Esa noche debía hacer guardia. No le agradaba mucho la idea de
no pasarla en su casa junto a su mujer, siendo el primer año de
casados y hallarse lejos de sus padres.
La nieve caía mansamente sin hacer ruido, cubriendo todo como si
de una blanca sábana se tratase. Mirando tras los empañados
cristales, veía con dificultad el resplandor de las luces de la
ciudad engalanada para celebrar las fiestas navideñas. A él, por
motivos de trabajo, le era imposible, al menos por esa noche,
gozar de ellas.
Recordaba, cuando siendo niño y llegaba la Navidad, que todo se
transformaba. Su madre parecía más alegre y su padre más
solícito con todos. Montaban el Belén, en todos los sentidos, ya
que las pequeñas discusiones no faltaban al no ponerse de
acuerdo en donde colocar las figuras para que realzasen más,
terminando en una batalla campal entre los tres hermanos
mientras su padre les hacía ver que sería mejor dejarlo por el
momento. Cuando llegaba la hora de guardarlo todo, él sentía un
dolor muy intenso y una duda. Si el año próximo sería tan feliz
como éste.
Siguió siendo feliz, según transcurría su vida, sin ser
consciente de ello.
Cada hermano tomó diferente rumbo. El mayor se instaló en
Centroamérica donde regentaba un gran hotel y se relacionaba con
toda clase de gente. En sus cartas solía hacer mención de los
españoles que se hospedaban en dicho hotel y le comentaban la
marcha del país, no siempre buena, según le decían, pero a la
vista estaba que no debía ser muy mala cuando podían viajar
libremente y tomarse unas vacaciones en Navidad.

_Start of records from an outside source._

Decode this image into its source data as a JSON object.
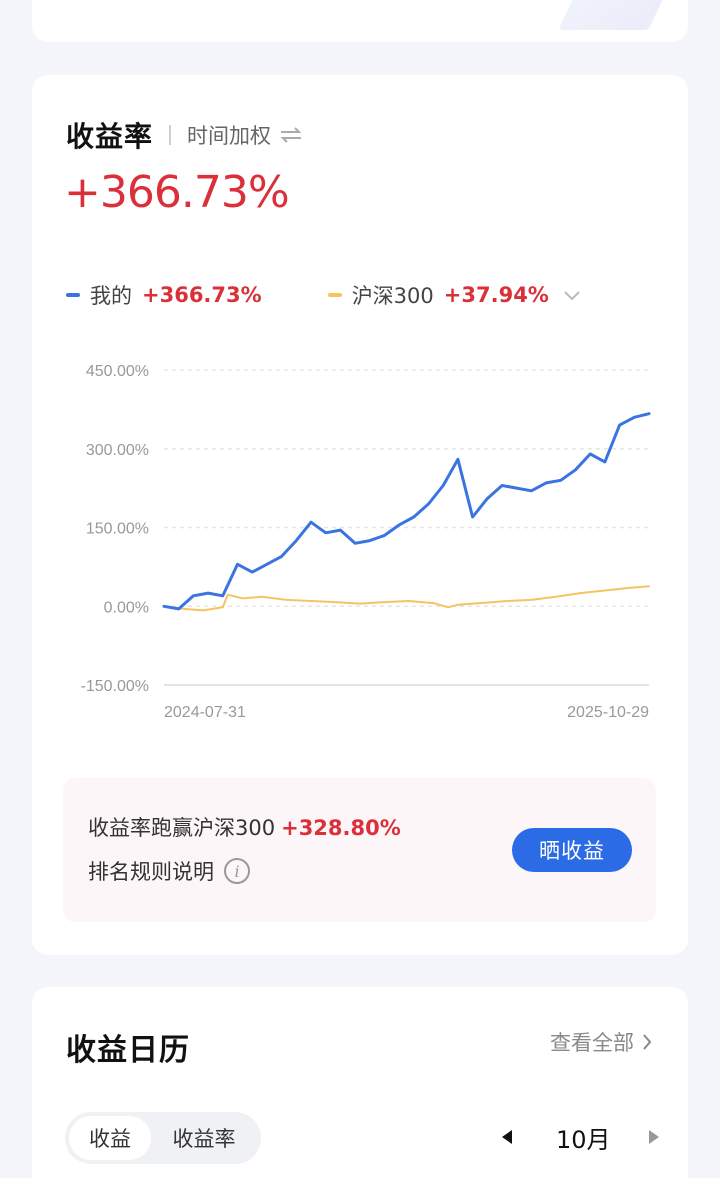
{
  "returns": {
    "title": "收益率",
    "mode_label": "时间加权",
    "total": "+366.73%",
    "legend": [
      {
        "name": "我的",
        "value": "+366.73%",
        "color": "#3a74e0"
      },
      {
        "name": "沪深300",
        "value": "+37.94%",
        "color": "#f5c462"
      }
    ],
    "promo": {
      "beat_label": "收益率跑赢沪深300",
      "beat_value": "+328.80%",
      "rule_label": "排名规则说明",
      "info_glyph": "i",
      "share_button": "晒收益"
    }
  },
  "chart_data": {
    "type": "line",
    "y_ticks": [
      "450.00%",
      "300.00%",
      "150.00%",
      "0.00%",
      "-150.00%"
    ],
    "ylim": [
      -150,
      450
    ],
    "x_labels": [
      "2024-07-31",
      "2025-10-29"
    ],
    "grid": true,
    "series": [
      {
        "name": "我的",
        "color": "#3a74e0",
        "x": [
          0,
          3,
          6,
          9,
          12,
          15,
          18,
          21,
          24,
          27,
          30,
          33,
          36,
          39,
          42,
          45,
          48,
          51,
          54,
          57,
          60,
          63,
          66,
          69,
          72,
          75,
          78,
          81,
          84,
          87,
          90,
          93,
          96,
          99
        ],
        "values": [
          0,
          -5,
          20,
          25,
          20,
          80,
          65,
          80,
          95,
          125,
          160,
          140,
          145,
          120,
          125,
          135,
          155,
          170,
          195,
          230,
          280,
          170,
          205,
          230,
          225,
          220,
          235,
          240,
          260,
          290,
          275,
          345,
          360,
          366.73
        ]
      },
      {
        "name": "沪深300",
        "color": "#f5c462",
        "x": [
          0,
          4,
          8,
          12,
          13,
          16,
          20,
          25,
          30,
          35,
          40,
          45,
          50,
          55,
          58,
          60,
          63,
          66,
          70,
          75,
          80,
          85,
          90,
          95,
          99
        ],
        "values": [
          0,
          -5,
          -8,
          -2,
          22,
          15,
          18,
          12,
          10,
          8,
          5,
          8,
          10,
          6,
          -2,
          3,
          5,
          7,
          10,
          12,
          18,
          25,
          30,
          35,
          37.94
        ]
      }
    ]
  },
  "calendar": {
    "title": "收益日历",
    "view_all": "查看全部",
    "tabs": [
      "收益",
      "收益率"
    ],
    "active_tab": 0,
    "month": "10月"
  }
}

Su segundo hermano ingresó en un monasterio. Desde niño era
patente su religiosidad. En sus estudios, la calificación en la
materia de religión era de sobresaliente, por lo que al
finalizar su carrera de Ingeniero, ingresó en el seminario.
Desde niño era visible su vocación. Para sus padres fue una gran
satisfacción. Sintiéndose muy felices al asistir a la
celebración de su primera Misa y que se dedicase a la enseñanza.

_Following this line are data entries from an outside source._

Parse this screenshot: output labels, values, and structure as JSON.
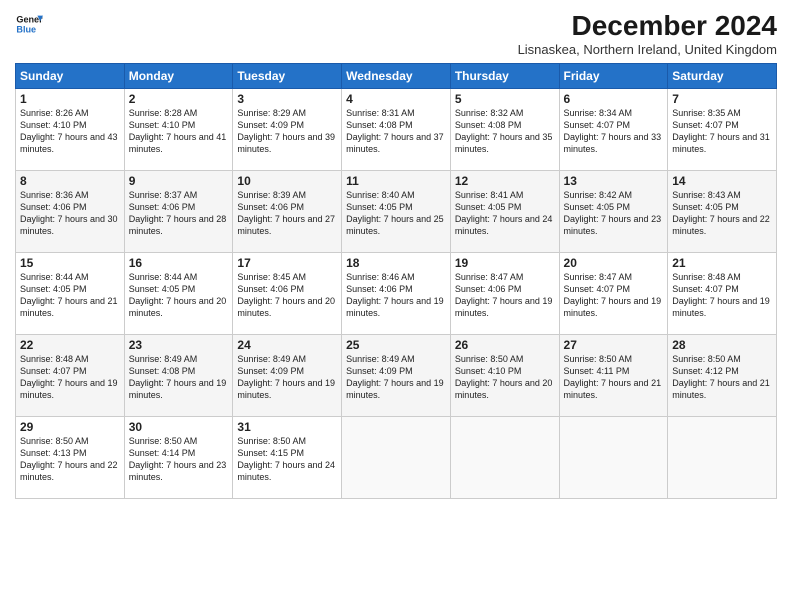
{
  "logo": {
    "line1": "General",
    "line2": "Blue"
  },
  "title": "December 2024",
  "location": "Lisnaskea, Northern Ireland, United Kingdom",
  "days_of_week": [
    "Sunday",
    "Monday",
    "Tuesday",
    "Wednesday",
    "Thursday",
    "Friday",
    "Saturday"
  ],
  "weeks": [
    [
      {
        "day": "1",
        "sunrise": "8:26 AM",
        "sunset": "4:10 PM",
        "daylight": "7 hours and 43 minutes."
      },
      {
        "day": "2",
        "sunrise": "8:28 AM",
        "sunset": "4:10 PM",
        "daylight": "7 hours and 41 minutes."
      },
      {
        "day": "3",
        "sunrise": "8:29 AM",
        "sunset": "4:09 PM",
        "daylight": "7 hours and 39 minutes."
      },
      {
        "day": "4",
        "sunrise": "8:31 AM",
        "sunset": "4:08 PM",
        "daylight": "7 hours and 37 minutes."
      },
      {
        "day": "5",
        "sunrise": "8:32 AM",
        "sunset": "4:08 PM",
        "daylight": "7 hours and 35 minutes."
      },
      {
        "day": "6",
        "sunrise": "8:34 AM",
        "sunset": "4:07 PM",
        "daylight": "7 hours and 33 minutes."
      },
      {
        "day": "7",
        "sunrise": "8:35 AM",
        "sunset": "4:07 PM",
        "daylight": "7 hours and 31 minutes."
      }
    ],
    [
      {
        "day": "8",
        "sunrise": "8:36 AM",
        "sunset": "4:06 PM",
        "daylight": "7 hours and 30 minutes."
      },
      {
        "day": "9",
        "sunrise": "8:37 AM",
        "sunset": "4:06 PM",
        "daylight": "7 hours and 28 minutes."
      },
      {
        "day": "10",
        "sunrise": "8:39 AM",
        "sunset": "4:06 PM",
        "daylight": "7 hours and 27 minutes."
      },
      {
        "day": "11",
        "sunrise": "8:40 AM",
        "sunset": "4:05 PM",
        "daylight": "7 hours and 25 minutes."
      },
      {
        "day": "12",
        "sunrise": "8:41 AM",
        "sunset": "4:05 PM",
        "daylight": "7 hours and 24 minutes."
      },
      {
        "day": "13",
        "sunrise": "8:42 AM",
        "sunset": "4:05 PM",
        "daylight": "7 hours and 23 minutes."
      },
      {
        "day": "14",
        "sunrise": "8:43 AM",
        "sunset": "4:05 PM",
        "daylight": "7 hours and 22 minutes."
      }
    ],
    [
      {
        "day": "15",
        "sunrise": "8:44 AM",
        "sunset": "4:05 PM",
        "daylight": "7 hours and 21 minutes."
      },
      {
        "day": "16",
        "sunrise": "8:44 AM",
        "sunset": "4:05 PM",
        "daylight": "7 hours and 20 minutes."
      },
      {
        "day": "17",
        "sunrise": "8:45 AM",
        "sunset": "4:06 PM",
        "daylight": "7 hours and 20 minutes."
      },
      {
        "day": "18",
        "sunrise": "8:46 AM",
        "sunset": "4:06 PM",
        "daylight": "7 hours and 19 minutes."
      },
      {
        "day": "19",
        "sunrise": "8:47 AM",
        "sunset": "4:06 PM",
        "daylight": "7 hours and 19 minutes."
      },
      {
        "day": "20",
        "sunrise": "8:47 AM",
        "sunset": "4:07 PM",
        "daylight": "7 hours and 19 minutes."
      },
      {
        "day": "21",
        "sunrise": "8:48 AM",
        "sunset": "4:07 PM",
        "daylight": "7 hours and 19 minutes."
      }
    ],
    [
      {
        "day": "22",
        "sunrise": "8:48 AM",
        "sunset": "4:07 PM",
        "daylight": "7 hours and 19 minutes."
      },
      {
        "day": "23",
        "sunrise": "8:49 AM",
        "sunset": "4:08 PM",
        "daylight": "7 hours and 19 minutes."
      },
      {
        "day": "24",
        "sunrise": "8:49 AM",
        "sunset": "4:09 PM",
        "daylight": "7 hours and 19 minutes."
      },
      {
        "day": "25",
        "sunrise": "8:49 AM",
        "sunset": "4:09 PM",
        "daylight": "7 hours and 19 minutes."
      },
      {
        "day": "26",
        "sunrise": "8:50 AM",
        "sunset": "4:10 PM",
        "daylight": "7 hours and 20 minutes."
      },
      {
        "day": "27",
        "sunrise": "8:50 AM",
        "sunset": "4:11 PM",
        "daylight": "7 hours and 21 minutes."
      },
      {
        "day": "28",
        "sunrise": "8:50 AM",
        "sunset": "4:12 PM",
        "daylight": "7 hours and 21 minutes."
      }
    ],
    [
      {
        "day": "29",
        "sunrise": "8:50 AM",
        "sunset": "4:13 PM",
        "daylight": "7 hours and 22 minutes."
      },
      {
        "day": "30",
        "sunrise": "8:50 AM",
        "sunset": "4:14 PM",
        "daylight": "7 hours and 23 minutes."
      },
      {
        "day": "31",
        "sunrise": "8:50 AM",
        "sunset": "4:15 PM",
        "daylight": "7 hours and 24 minutes."
      },
      null,
      null,
      null,
      null
    ]
  ]
}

Recordando todo ésto tras el cristal empañado, y en una noche
tan singular, sintió que su trabajo bien se pudiese comparar, en
cierta medida, a la de sus dos hermanos. Se veía obligado a
tratar con toda clase de gente, al ser su cometido como médico
del centro, el reconocimiento previo a la clasificación de donde
debía ser ubicado el recién ingresado. Se limitaba al
reconocimiento del cuerpo, más adelante tendría ocasión de
conocer los motivos de su ingreso. Era habitual que en el primer
encuentro no cruzasen palabra alguna, más tarde terminaban en
confesión con él.
A pesar de ser su primer año de trabajo tras finalizar la
carrera de medicina, y no sobrado de experiencia, comprendía a
la perfección la debilidad humana.
Trató de limpiar el vaho del cristal con las manos, pero sin
llegar a hacerlo por asepsia, y ¿para qué? Si él gozaba del
privilegio de ver el resplandor de las luces en la lejanía,
cuando todos los allí recluidos, ni de eso podían gozar.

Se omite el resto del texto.